Still, this is something you can act upon. Regardless of party affiliation, surely no one in this country wants their representatives to ok the torture of their friends, neighbors, and relatives on distant shores. If you don’t want your representative agreeing to torture in your name, write to them and tell them so. There are sample letters in the comments of TNH’s aforementioned blog entry.

Here is the text of the letter I sent to my representative this morning, cobbled from examples with a bit of my own language thrown in. Feel free to steal or copy any of it as you feel is appropriate.

Dear Honorable Charles W. Pickering –

I am writing you to encourage you to vote against Section 3032 and 3033 of H.R. 10, the “9/11 Recommendations Implementation Act of 2004”. These sections would attempt to legalize extraordinary rendition, the outsourcing of torture to other countries. I’m absolutely stunned that the House would consider making torture legal. The provision would require the Secretary of Homeland Security to issue new regulations to exclude from the protection of the U.N. Convention Against Torture and Other Forms of Cruel, Inhuman, or Degrading Treatment or Punishment, any suspected terrorist.

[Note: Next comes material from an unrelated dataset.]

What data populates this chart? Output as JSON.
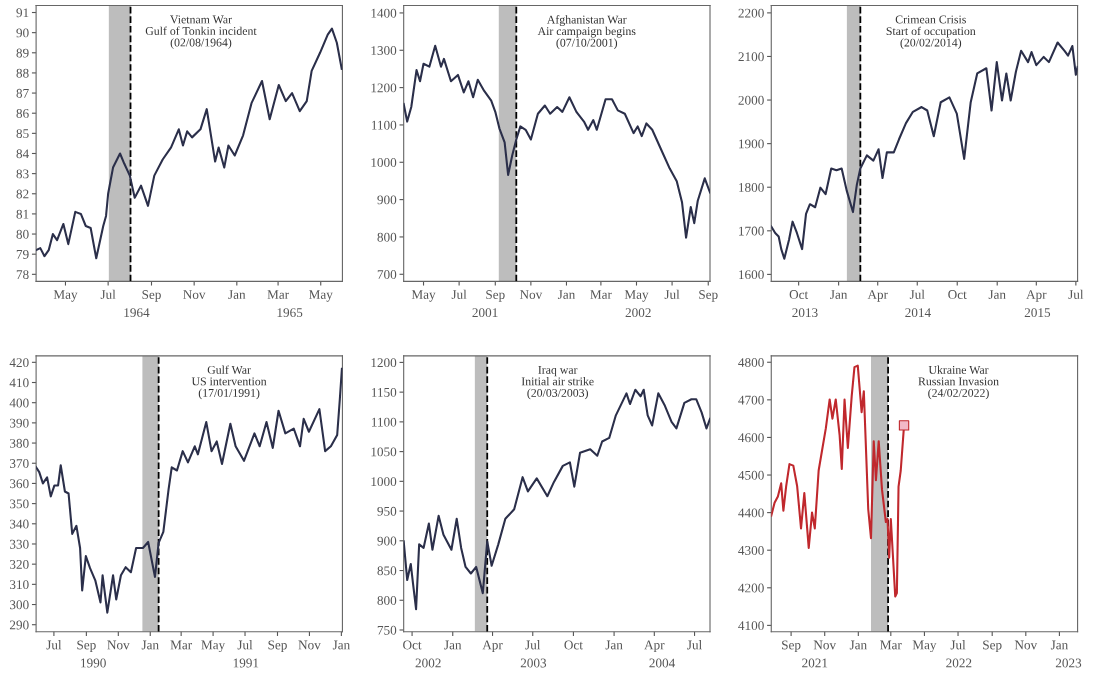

Representative Edward Markey, from Massachusetts, is planning on offering an amendment to H.R. 10 that would replace those sections and take a strong stand against extraordinary rendition. I hope that you will vote to support Congressman Markey’s amendment to this bill, to remove the shocking and unAmerican provision making torture legal, or, if an amendment decisively rejecting torture is not included in the bill, to vote to defeat it. This is not, as I see it, a partisan issue. There is no place in any aspect of our democracy (or the defense of it) for torture.

I look forward to hearing back from you. Thank you for your time,

You can make your voice heard, and if you do not bother to, your elected representative will take your silence for assent.